Often, Google Public Data Explorer will be triggered when you search for data. It's triggered whenever you do a search like:
[ unemployment rate California ]
4. Search for Images of infographics about literacy. An image search that includes the context term "infographic" or "visualization" will often find charts and graphs for you. (But note that you STILL need to check that they used a reputable data source and that they did all of the steps leading up to the visual display!)
Okay... so now we've got the worldwide literacy data. What can we do with it?
This isn't really a blogpost about visualization or data mining, but I can't help but point out a couple of things to you.
You could just pour all of this data into a Fusion Table and create a chloropleth map. That's what I've done here--just imported the country names into one column, and then literacy rates, then selected "Chart>Map" and I get this:
|Overall world literacy rates. Darker green is more literate (98%+). White is NA. The darker the red, the lower the literacy rate in that country.|
I then made a simple chart showing the difference in literacy rate by gender (I just subtracted female literacy rate from male literacy rate since I had both of those data values / country). Here's that chart. (From this spreadsheet.)

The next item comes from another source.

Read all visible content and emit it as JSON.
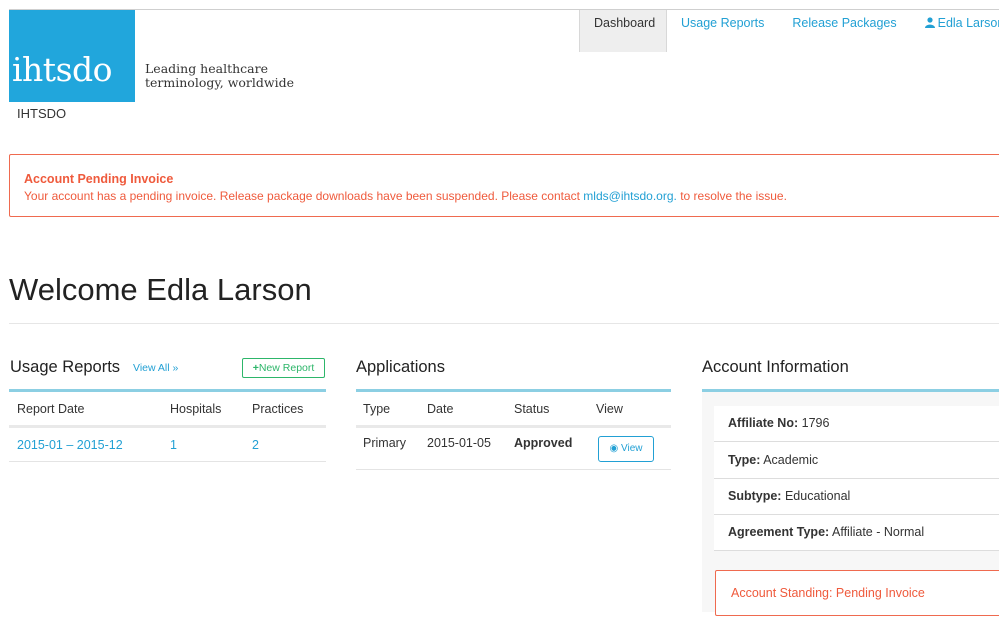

Yeah... I know it's too wide to show accurately. (If you want to the whole chart, click on the image above or go see the original spreadsheet I made.)
But what struck me was the tail on the far right side. See that? There are some places on earth where the female literacy rate is higher than the male literacy rate.
I just used this data (maleLiteracy - femaleLiteracy) and mapped it onto the countries of the world.
|Literacy rates. Red are countries where female literacy is well below male literacy. Dark green are countries with the same literacy rates. Light green is where female literacy is slightly higher than male.|
Fascinating. I leave it to you to interpret why that part of the world has more literate males than females (adult population, 15+).
Better yet, I leave it to you to find even more interesting relationships in the data!